Los anuncios, otro espectáculo

El domingo de la Super Bowl ya está aquí y, como siempre, hay una amplia lista de anunciantes dispuestos a competir por la atención de los aficionados durante las pausas del partido. Emitir un anuncio de la Super Bowl no es tarea fácil. Además de los 7 millones de dólares que cuesta un anuncio de 30 segundos durante el partido, las marcas contratan a los mejores actores, invierten en deslumbrantes efectos especiales e intentan crear un anuncio que guste a los más de 100 millones de espectadores, o al menos que lo recuerden.

«Es difícil llamar la atención, y en realidad no hay una receta única», afirma Linli Xu, profesora asociada de marketing de la Universidad de Minnesota. «Tiene que encajar con (cada) marca».

Eso significa que los anunciantes deben ser creativos y adoptar distintos enfoques. Algunos favoritos, como los Clydesdales de Budweiser, recurren a la nostalgia año tras año.

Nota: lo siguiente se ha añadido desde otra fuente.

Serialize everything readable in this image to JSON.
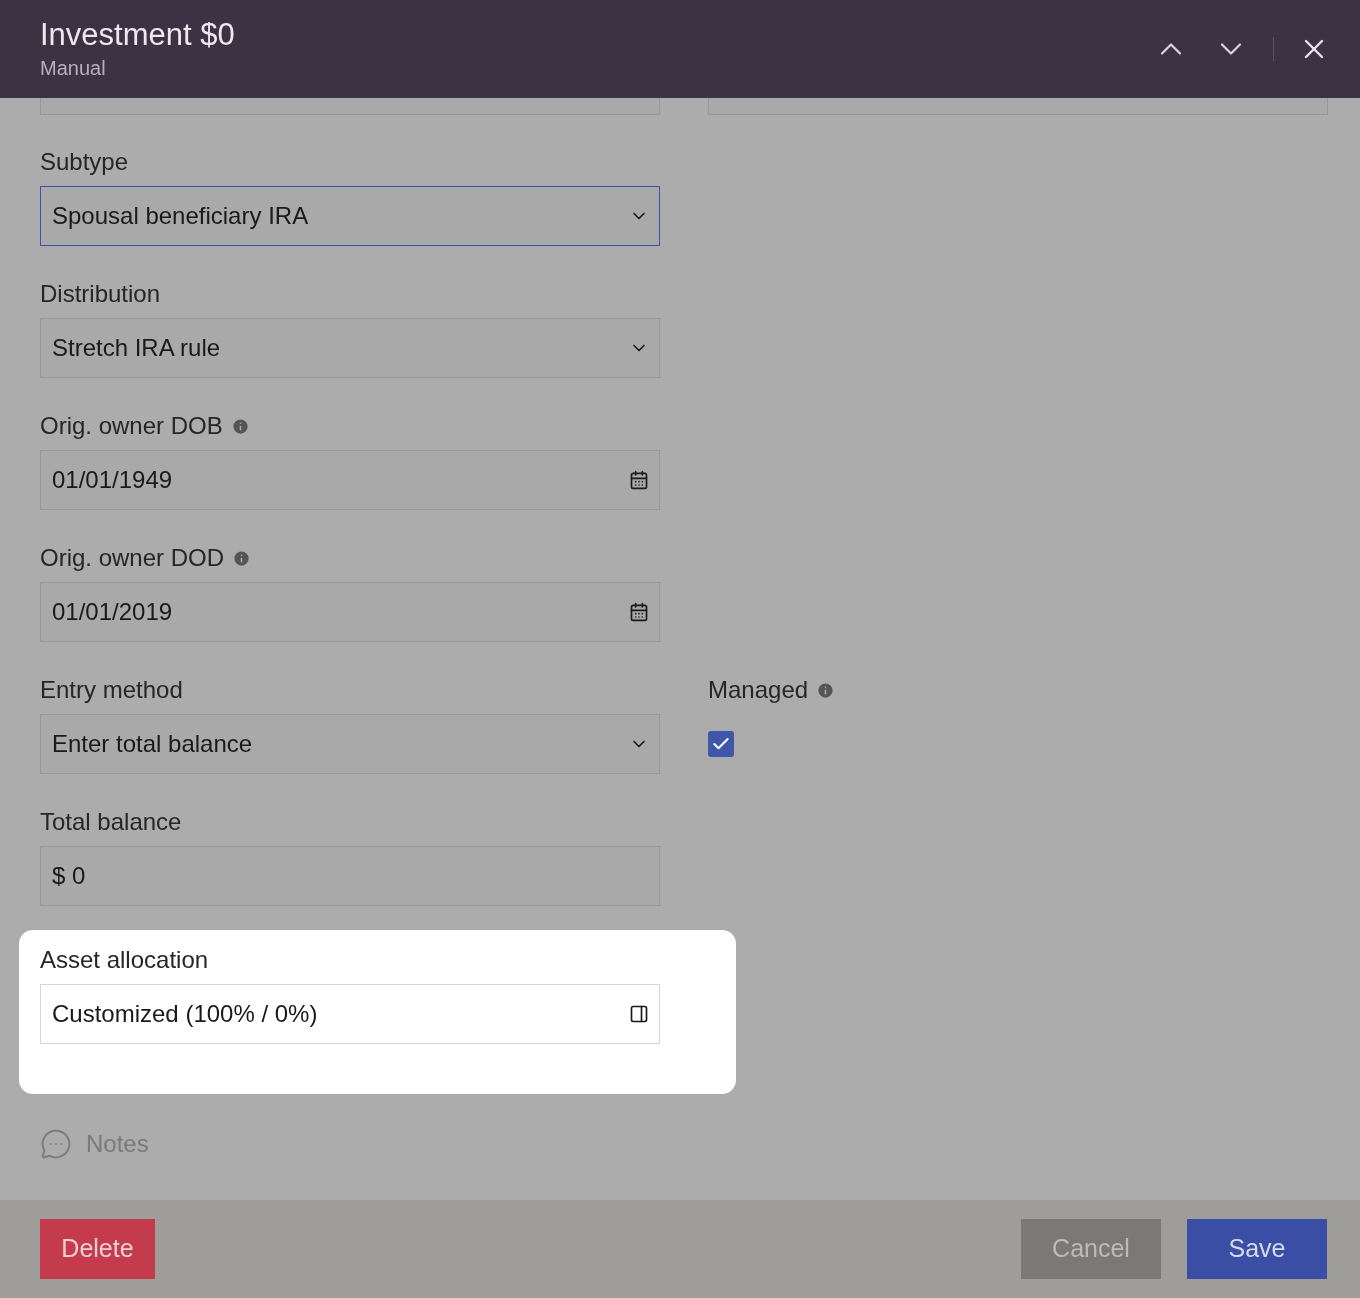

Otros intentan hacer reír a los espectadores con humor ligero e interminables cameos de famosos. Y unos pocos adoptan tonos más serios o emotivos que tocan la fibra sensible.

Muchos anunciantes ya han lanzado sus anuncios antes del partido del domingo entre los 49ers de San Francisco y los Chiefs de Kansas City, que se emite en la CBS y en Paramount+ en Estados Unidos. Algunos de estos anuncios incluyen a Christopher Walken lidiando con gente que se hace pasar por él todo el día para BMW, el rapero Ice Spice sorbiendo Starry después de una «ruptura» con otro refresco de lima-limón y los bebés portavoces de ETrade volviendo en un anuncio que los muestra jugando al pickleball – o «básicamente tenis para bebés».

Este año también ha habido muchos reencuentros en anuncios de series de televisión. Jennifer Aniston parece olvidar que alguna vez trabajó con su coprotagonista de «Friends» David Schwimmer en un anuncio de Uber Eats, por ejemplo. Y en un anuncio repleto de cameos de famosos -incluida la jueza Judy Sheindlin-, los cosméticos e.l.f. reúnen a los protagonistas de «Suits» Gina Torres, Rick Hoffman y Sarah Rafferty en una parodia de tribunal.

Por supuesto, no todos los anunciantes publican sus anuncios con antelación, así que habrá sorpresas el domingo. En un año de elecciones presidenciales en Estados Unidos, es posible que veamos un anuncio del candidato. Y aunque no ha habido indicios de ello, muchos se preguntan si los anunciantes aprovecharán de algún modo la popularidad de Taylor Swift.